Especial: Circo Imperial de China causa admiraci

     Lo que más llamó la atención de los espectadores fue la  coreografía de un grupo de acróbatas que suben por columnas y  realizan piruetas de forma horizontal, arrancando exclamaciones de  sorpresa entre los espectadores. 

     El comentario general de los panameños, que llenaron el teatro  Anayansi para presenciar este espectáculo, fue de satisfacción por  los impresionantes actos presentados por los 50 atletas, quienes  practicamente vuelan por los aires con mucha facilidad. 

     Carlos Batista, uno de los asistentes al espectáculo que vino  acompañado de su esposa y un hijo, comentó que es la primera vez que  disfruta de un circo de este tipo, donde hay una alta calidad de  artistas. 

     "Me llamó mucho la atención la agilidad de los gimnastas chinos  que pueden "dar increíbles vueltas" por el aire y saltar aros de  todos los tamaños sin dificultad, haciendo contorsiones  inimaginables", dijo Batista durante el intermedio de la  presentación. 

     Otra espectadora, la señora María Rodríguez, dijo que le gustó el  profesionalismo de los artistas chinos porque combinan la gimnasia,  la acrobacia, el malabarismo y el ballet, con una habilidad  magistral. 
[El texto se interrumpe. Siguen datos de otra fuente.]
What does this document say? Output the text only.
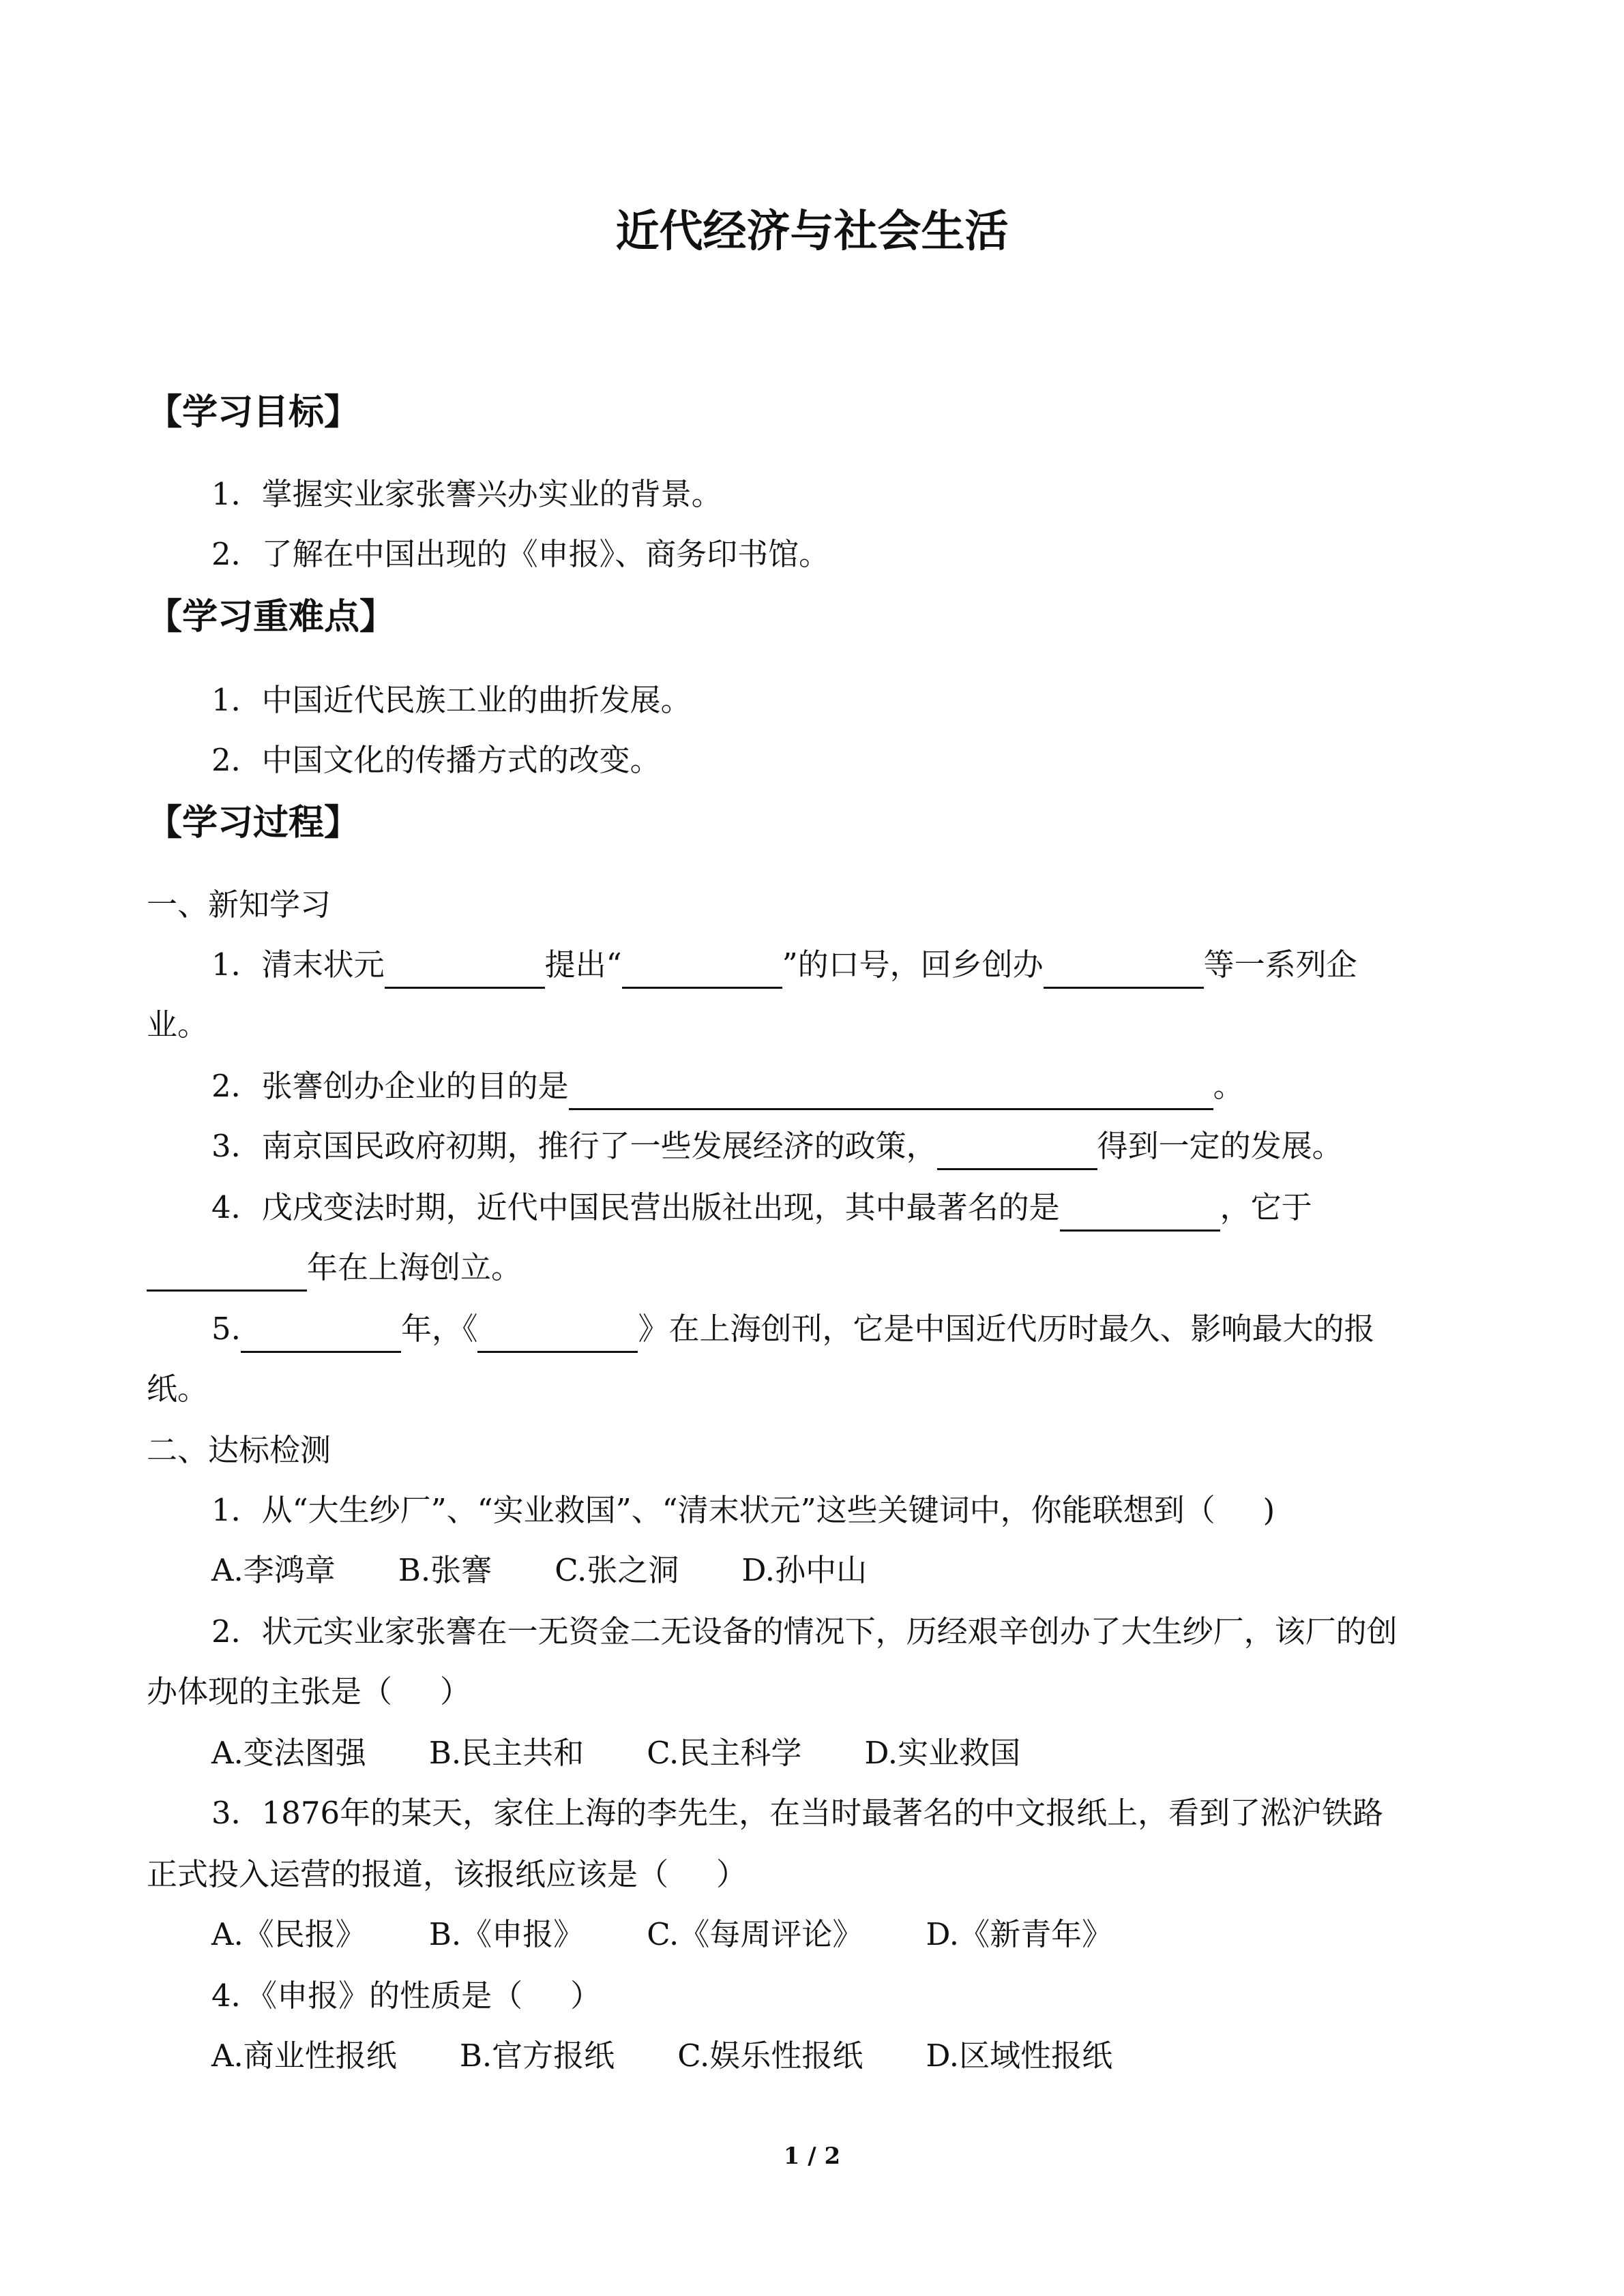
近代经济与社会生活
【学习目标】
1．掌握实业家张謇兴办实业的背景。
2．了解在中国出现的《申报》、商务印书馆。
【学习重难点】
1．中国近代民族工业的曲折发展。
2．中国文化的传播方式的改变。
【学习过程】
一、新知学习
1．清末状元	提出“	”的口号，回乡创办	等一系列企
业。
2．张謇创办企业的目的是	。
3．南京国民政府初期，推行了一些发展经济的政策，	得到一定的发展。
4．戊戌变法时期，近代中国民营出版社出现，其中最著名的是	，它于
年在上海创立。
5.	年，《	》在上海创刊，它是中国近代历时最久、影响最大的报
纸。
二、达标检测
1．从“大生纱厂”、“实业救国”、“清末状元”这些关键词中，你能联想到（ )
A.李鸿章 B.张謇 C.张之洞 D.孙中山
2．状元实业家张謇在一无资金二无设备的情况下，历经艰辛创办了大生纱厂，该厂的创
办体现的主张是（ ）
A.变法图强 B.民主共和 C.民主科学 D.实业救国
3．1876年的某天，家住上海的李先生，在当时最著名的中文报纸上，看到了淞沪铁路
正式投入运营的报道，该报纸应该是（ ）
A.《民报》 B.《申报》 C.《每周评论》 D.《新青年》
4．《申报》的性质是（ ）
A.商业性报纸 B.官方报纸 C.娱乐性报纸 D.区域性报纸
1 / 2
     "Es un show de alto nivel que lo he disfrutado en todos sus  ángulos, sobre todo me gustó la gran preparación técnica de todos  los atletas que intervienen en los diferentes números", apuntó  mientras disfrutaba el espectáculo. 

     Según Aneldo Rodríguez, un profesor de música que se quedó  maravillado con la presentación de un rey mítico con una corona  dorada, vestido con una túnica real y calzando unos zancos largos,  esta imagen impactó con su coreografía de corte oriental.  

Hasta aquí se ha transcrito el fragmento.